Quand mes enfants étaient petits, au début de décembre j’installais une longue ficelle qui traversait le salon. Je peignais de rouge et de blanc des épingles à linge en bois et j’accrochais les cartes de Noël que nous recevions dès la première semaine du mois.
Il y a un bon moment que je n’installe plus de corde à cartes… Qui a envie d’accrocher la carte de vœux de son dentiste ou de son conseiller financier? Au lieu de ces matins de joie à décacheter de jolies lettres, je découvre des cartes animées sur mon écran d’ordinateur: un collègue de travail déguisé en renne au nez rouge, un père Noël qui chante une chanson grivoise, un décor de neige qui surgit au son d’une chanson traditionnelle. Je suis simplement une des 10 ou 210 destinataires. Comment y trouver un seul mot qui me soit destiné personnellement?
Où sont donc passées les cartes choisies avec soin et les soirées à écrire à la main quelques lignes à ceux qu’on aime? À ceux qui habitent trop loin, pour leur dire qu’ils nous manquent. À celle qui nous a consolé au printemps dernier, encore un petit merci. À ce frère avec qui nous avons eu un froid pendant l’année, pour lui tricoter des mots qui raniment le lien.
Les cartes de Noël… c’est soulever le couvercle de la boîte aux lettres et découvrir une enveloppe sur laquelle mon nom est écrit à la main. L’ouvrir et recevoir par les yeux et dans mes mains la tendresse de quelqu’un qui a pris la peine de tracer des mots pour moi sur un papier cartonné. Les cartes de Noël… c’est un nœud de plus, fait à la main, dans le pont de corde qui relie les humains aux terres de leurs appartenances.
Les cartes de Noël, c’est fait pour donner des nouvelles, lancer des invitations, envoyer des photos ou des dessins. Je sais qu’on peut faire tout ça avec un courriel. On choisit une carte dans le catalogue virtuel, on clique sur les noms sélectionnés dans notre carnet d’adresses virtuel, et hop! C’est plus rapide. Justement. Le temps est une chose si précieuse que de tenir dans ma main les mots manuscrits d’un ami, c’est comme me réchauffer les doigts autour d’une tasse de chocolat chaud, en rentrant d’une marche en montagne. Un courriel de vœux est à la carte de Noël ce que le téléphone est au rendez-vous pour un café. Cela nous fait patienter, mais ne s’équivaut pas!
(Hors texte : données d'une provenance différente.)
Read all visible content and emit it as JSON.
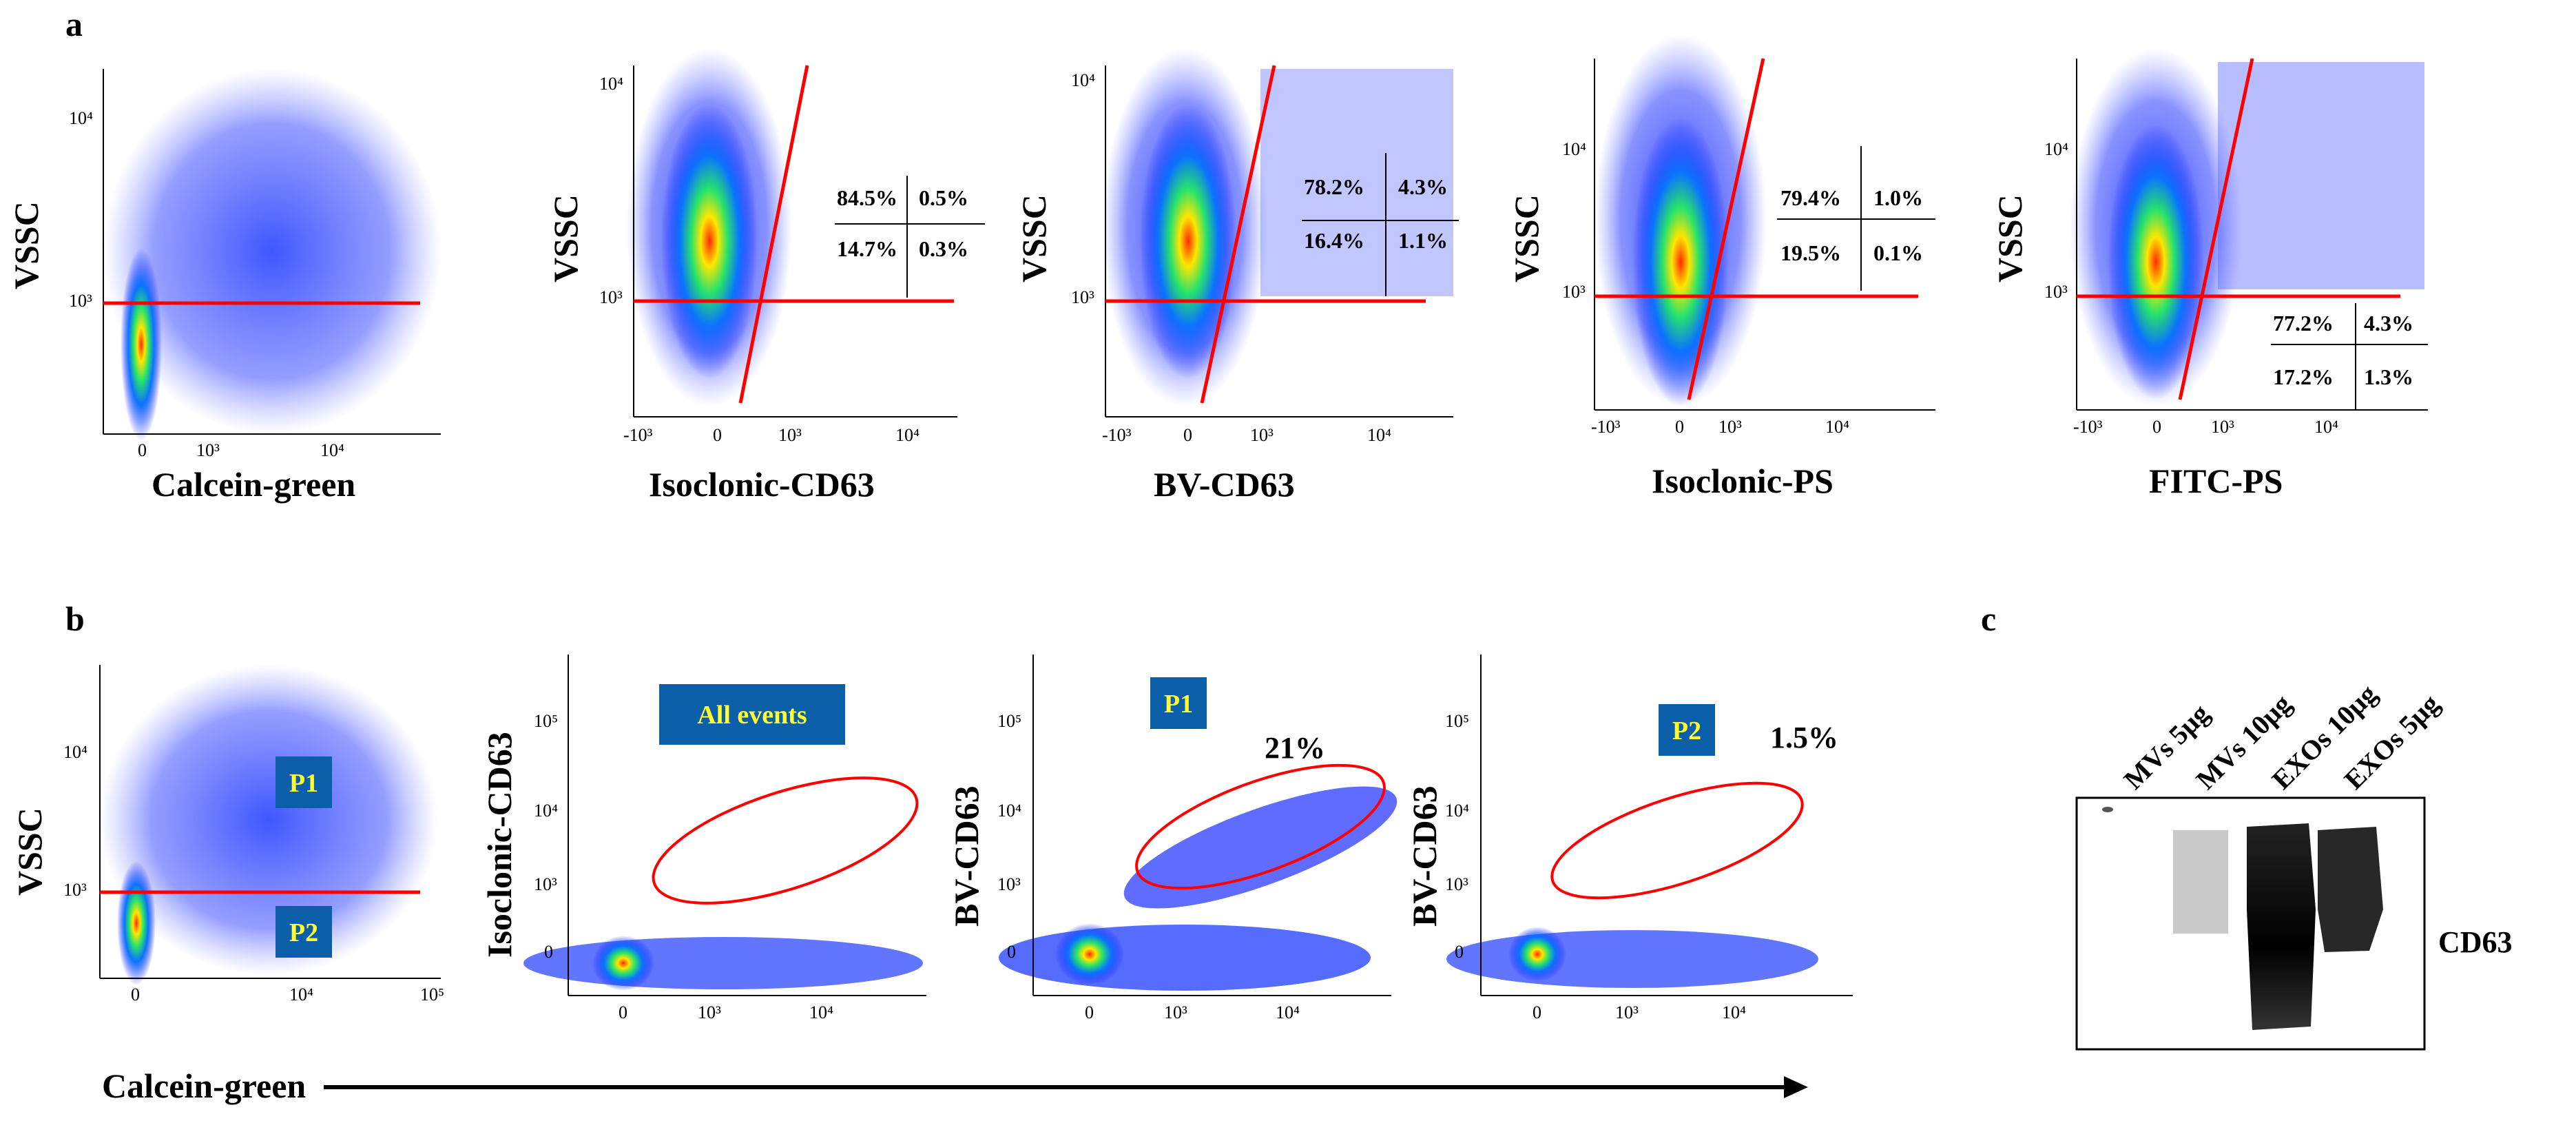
{
  "figure": {
    "panel_a_label": "a",
    "panel_b_label": "b",
    "panel_c_label": "c"
  },
  "panel_a": [
    {
      "ylabel": "VSSC",
      "xlabel": "Calcein-green",
      "yticks": [
        "10⁴",
        "10³"
      ],
      "xticks": [
        "0",
        "10³",
        "10⁴"
      ],
      "quadrants": []
    },
    {
      "ylabel": "VSSC",
      "xlabel": "Isoclonic-CD63",
      "yticks": [
        "10⁴",
        "10³"
      ],
      "xticks": [
        "-10³",
        "0",
        "10³",
        "10⁴"
      ],
      "quadrants": [
        "84.5%",
        "0.5%",
        "14.7%",
        "0.3%"
      ]
    },
    {
      "ylabel": "VSSC",
      "xlabel": "BV-CD63",
      "yticks": [
        "10⁴",
        "10³"
      ],
      "xticks": [
        "-10³",
        "0",
        "10³",
        "10⁴"
      ],
      "quadrants": [
        "78.2%",
        "4.3%",
        "16.4%",
        "1.1%"
      ]
    },
    {
      "ylabel": "VSSC",
      "xlabel": "Isoclonic-PS",
      "yticks": [
        "10⁴",
        "10³"
      ],
      "xticks": [
        "-10³",
        "0",
        "10³",
        "10⁴"
      ],
      "quadrants": [
        "79.4%",
        "1.0%",
        "19.5%",
        "0.1%"
      ]
    },
    {
      "ylabel": "VSSC",
      "xlabel": "FITC-PS",
      "yticks": [
        "10⁴",
        "10³"
      ],
      "xticks": [
        "-10³",
        "0",
        "10³",
        "10⁴"
      ],
      "quadrants": [
        "77.2%",
        "4.3%",
        "17.2%",
        "1.3%"
      ]
    }
  ],
  "panel_b": {
    "shared_xlabel": "Calcein-green",
    "plots": [
      {
        "ylabel": "VSSC",
        "gates": [
          "P1",
          "P2"
        ],
        "yticks": [
          "10⁴",
          "10³"
        ],
        "xticks": [
          "0",
          "10⁴",
          "10⁵"
        ]
      },
      {
        "ylabel": "Isoclonic-CD63",
        "box": "All events",
        "percent": "",
        "yticks": [
          "10⁵",
          "10⁴",
          "10³",
          "0"
        ],
        "xticks": [
          "0",
          "10³",
          "10⁴"
        ]
      },
      {
        "ylabel": "BV-CD63",
        "box": "P1",
        "percent": "21%",
        "yticks": [
          "10⁵",
          "10⁴",
          "10³",
          "0"
        ],
        "xticks": [
          "0",
          "10³",
          "10⁴"
        ]
      },
      {
        "ylabel": "BV-CD63",
        "box": "P2",
        "percent": "1.5%",
        "yticks": [
          "10⁵",
          "10⁴",
          "10³",
          "0"
        ],
        "xticks": [
          "0",
          "10³",
          "10⁴"
        ]
      }
    ]
  },
  "panel_c": {
    "lanes": [
      "MVs 5µg",
      "MVs 10µg",
      "EXOs 10µg",
      "EXOs 5µg"
    ],
    "band_label": "CD63"
  },
  "colors": {
    "gate_line": "#ff0000",
    "gate_box": "#0b5fa8",
    "gate_text": "#ffff33"
  }
}
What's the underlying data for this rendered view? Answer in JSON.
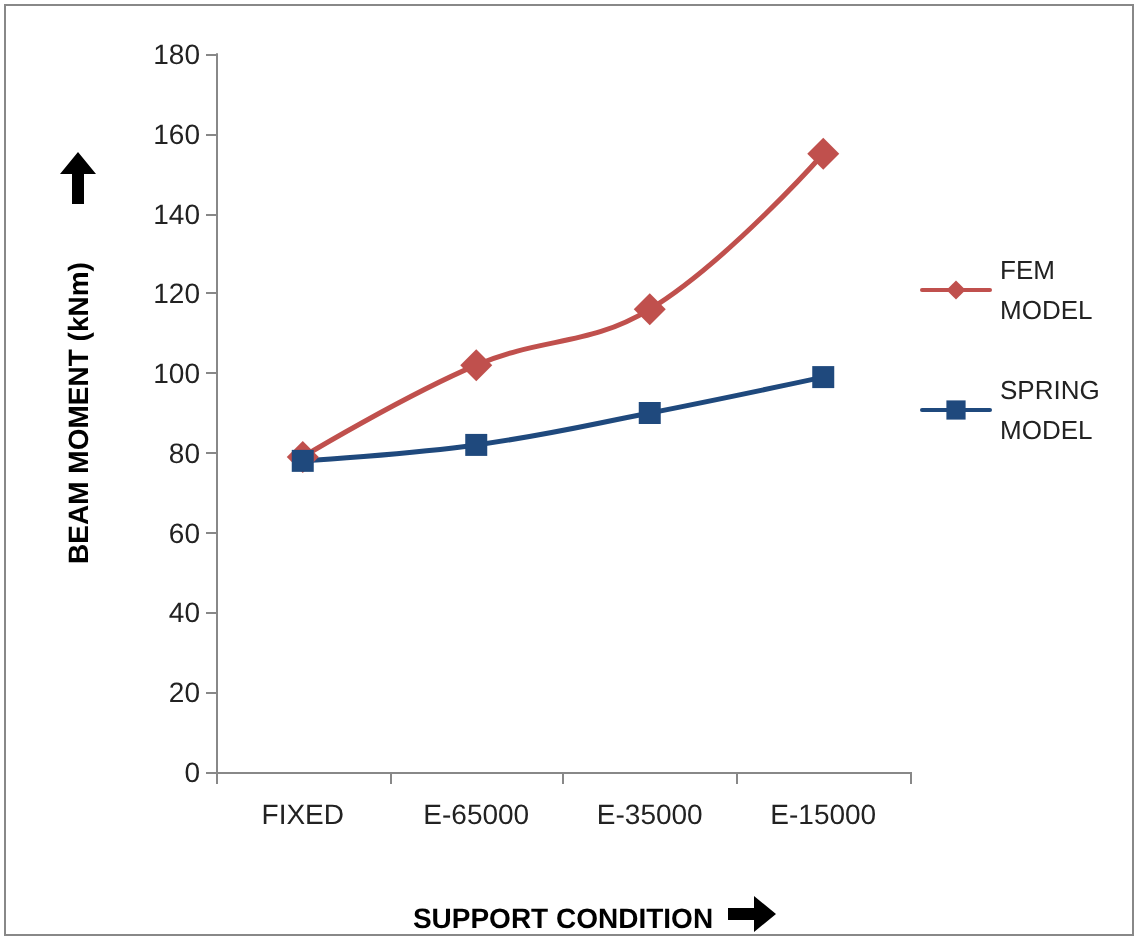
{
  "chart_data": {
    "type": "line",
    "xlabel": "SUPPORT CONDITION",
    "ylabel": "BEAM MOMENT (kNm)",
    "categories": [
      "FIXED",
      "E-65000",
      "E-35000",
      "E-15000"
    ],
    "series": [
      {
        "name": "FEM MODEL",
        "color": "#c0504d",
        "marker": "diamond",
        "values": [
          79,
          102,
          116,
          155
        ]
      },
      {
        "name": "SPRING MODEL",
        "color": "#1f497d",
        "marker": "square",
        "values": [
          78,
          82,
          90,
          99
        ]
      }
    ],
    "ylim": [
      0,
      180
    ],
    "yticks": [
      0,
      20,
      40,
      60,
      80,
      100,
      120,
      140,
      160,
      180
    ],
    "grid": false,
    "legend": "right",
    "line_style": "solid"
  }
}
Les souhaits électroniques, envoyés en nombre, m’apparaissent comme une nouvelle manifestation de l’ego. Quand je réalise une fabuleuse animation électronique que j’envoie au plus grand nombre, ne suis-je pas encore une fois en train de me mettre en scène, de me placer au centre de l’événement? Notre culture valorise ce métavoyeurisme: regarder les autres me regarder, et y trouver une satisfaction et une reconnaissance.
Quand j’écris avec un crayon, sur du papier, les mots de l’affection destinés à un seul destinataire, je suis dans l’intimité partagée. Dans la relation avec une autre personne. C’est un échange, pas une exposition. Il faudra choisir qui mérite ce temps si précieux. Si l’on n’a pas le temps d’écrire à ceux qu’on aime, à quoi donc sert tout le reste?
France Paradis est scénariste, conférencière, orthopédagogue et mère de famille.